Van de ruim 160 eindexamenkandidaten op het KWC doen er zo'n vijftig mee. Ongeveer een derde van hen doet dat in meerdere vakken. "Dat zijn vrijwel allemaal leerlingen die naar een voldoende toe willen", zegt Bolluijt. Maar er zitten er genoeg tussen die een training volgen omdat ze thuis moeilijk beginnen, of er weinig zin in hebben, zegt hij. "Die gaan echt wel slagen, maar vinden dit een prettige voorbereiding." Daarbij is het ook een kwestie van zelfvertrouwen. "Pubers zijn nogal gericht op direct resultaat. Na zo'n training komen de meesten naar buiten met zo'n blik van 'ik kan het wel'."
Dat geldt voor Romy (17). De donkerblonde haviste volgt met zes klasgenoten de training wiskunde B, al staat ze een ruime voldoende. Maar ze wil fysiotherapie gaan studeren, en met een gemiddelde van een zeven komt ze in een hogere lotingscategorie terecht. Natuurlijk zou ze thuis op haar slaapkamer kunnen zitten of in de stilteruimte op school, maar daar is veel afleiding. Van leren zou weinig komen. "Hier zit Samantha naast me te werken. Als ik dat zie ga ik zelf ook aan de slag."
Samantha (18), een meisje met lange donkere haren en een spijkerblouse, is minder zeker van haar diploma. Ook zij heeft een stok achter de deur nodig, zegt ze. "Als ik thuis niks doe dan maakt het weinig uit, maar als ik hier niet werk is het zonde van het geld. Mijn ouders betalen hiervoor." Dus zit ze maandagmiddag tot 17.00 uur aan de wiskundeopgaven. Geodriehoek en grafische rekenmachine op tafel, rugzak tegen een stoelpoot.
In het klasje wiskunde B-leerlingen is iedereen voor zichzelf naar de training gekomen, bezweren ze. Of nou ja, ze zijn 'half' door hun ouders gestuurd, bekennen Roald (17) en Max (16).
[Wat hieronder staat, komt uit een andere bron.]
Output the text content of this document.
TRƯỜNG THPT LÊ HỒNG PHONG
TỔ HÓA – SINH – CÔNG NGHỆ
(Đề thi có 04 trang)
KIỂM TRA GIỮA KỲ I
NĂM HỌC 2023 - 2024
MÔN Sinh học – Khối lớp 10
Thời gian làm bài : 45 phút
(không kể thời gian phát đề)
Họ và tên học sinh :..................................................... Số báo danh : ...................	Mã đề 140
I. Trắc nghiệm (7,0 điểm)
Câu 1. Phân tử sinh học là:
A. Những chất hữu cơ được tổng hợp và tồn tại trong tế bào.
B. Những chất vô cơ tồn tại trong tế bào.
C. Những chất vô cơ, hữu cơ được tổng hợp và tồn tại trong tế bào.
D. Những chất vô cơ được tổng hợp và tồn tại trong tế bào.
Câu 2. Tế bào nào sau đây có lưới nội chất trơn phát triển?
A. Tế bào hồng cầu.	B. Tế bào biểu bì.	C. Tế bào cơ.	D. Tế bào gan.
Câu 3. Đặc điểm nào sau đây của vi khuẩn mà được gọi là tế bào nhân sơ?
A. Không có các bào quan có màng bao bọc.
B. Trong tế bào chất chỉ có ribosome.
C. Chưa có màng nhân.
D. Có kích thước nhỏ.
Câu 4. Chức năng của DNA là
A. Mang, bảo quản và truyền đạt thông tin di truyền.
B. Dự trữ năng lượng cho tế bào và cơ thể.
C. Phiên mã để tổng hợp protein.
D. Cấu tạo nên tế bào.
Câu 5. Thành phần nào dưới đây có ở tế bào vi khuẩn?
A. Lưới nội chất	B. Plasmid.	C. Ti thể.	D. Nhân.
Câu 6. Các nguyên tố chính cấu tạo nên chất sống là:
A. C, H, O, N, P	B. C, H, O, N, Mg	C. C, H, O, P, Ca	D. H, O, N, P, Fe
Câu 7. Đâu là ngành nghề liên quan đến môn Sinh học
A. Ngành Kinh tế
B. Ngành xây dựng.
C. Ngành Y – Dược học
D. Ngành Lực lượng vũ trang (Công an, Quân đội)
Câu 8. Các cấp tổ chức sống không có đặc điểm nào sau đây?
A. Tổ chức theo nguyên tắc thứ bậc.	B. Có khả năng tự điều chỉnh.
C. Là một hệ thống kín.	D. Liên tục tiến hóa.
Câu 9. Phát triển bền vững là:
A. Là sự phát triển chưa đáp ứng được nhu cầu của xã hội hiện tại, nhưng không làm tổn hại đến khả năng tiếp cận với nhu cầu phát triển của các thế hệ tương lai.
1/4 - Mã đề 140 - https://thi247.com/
Maar ook zelf vinden ze het wel nuttig, zeggen ze.
Als je er zit, is het niet zo moeilijk de discipline op te brengen om aan het werk te gaan, zegt Roald, die wiskunde, scheikunde en management & organisatie doet. "Je bent met een veel kleinere groep dan normaal in de les, dus er is meer aandacht voor je. Je gaat dieper op het onderwerp in." Wat meetelt is dat er iemand anders voor het schoolbord staat. "Bij je eigen leraar denk je van 'ach, het zal allemaal wel.'"
Die trainers van Lyceo zijn studenten die vakken geven in het verlengde van hun opleiding. Ze komen geen nieuwe stof aanleren, zegt Willemijn Kienhuis. "We helpen met het maken van een stappenplan en leren ze een vast stramien voor het beantwoorden van de examenvragen. Ze moeten bijvoorbeeld elke stap van een berekening op het antwoordvel schrijven. Het gaat erom dat ze structuur aanbrengen in de stof, dat puzzelstukjes op hun plaats vallen en dat ze met zelfvertrouwen aan de examens beginnen."
De trainingen zijn geen wondermiddel om slagingspercentages van scholen op te krikken, benadrukt ze. Evenmin worden lanterfanten er massaal mee over de streep geholpen. "Onze ervaring leert dat leerlingen maximaal één punt vooruit kunnen gaan in een tweedaagse training. Een leerling die jaren niet heeft meegedaan, redt het niet. Wij kunnen van een 3 hooguit een 4 maken."
Verscherpte eisen
Sinds vorig jaar moeten leerlingen gemiddeld een 5,5 halen voor hun centrale examens. Dit schooljaar geldt daarbij voor het eerst dat leerlingen voor de 'kernvakken' Nederlands, Engels en wiskunde niet meer dan één 5 mogen halen: wie een lager cijfer haalt voor één van deze vakken of twee onvoldoendes zakt.
Leerlingen zijn daardoor serieuzer met hun examens bezig, is de ervaring van Fred Bolluijt van het Koningin Wilhelmina College in Culemborg. Maar ze hebben ook meer last van stress. Vorig jaar had hij voor het eerst leerlingen in tranen aan zijn bureau staan na een verpest examen. "Waar je vroeger kon denken dat je gerust één 4 mocht halen, kan dat nu betekenen dat je zakt."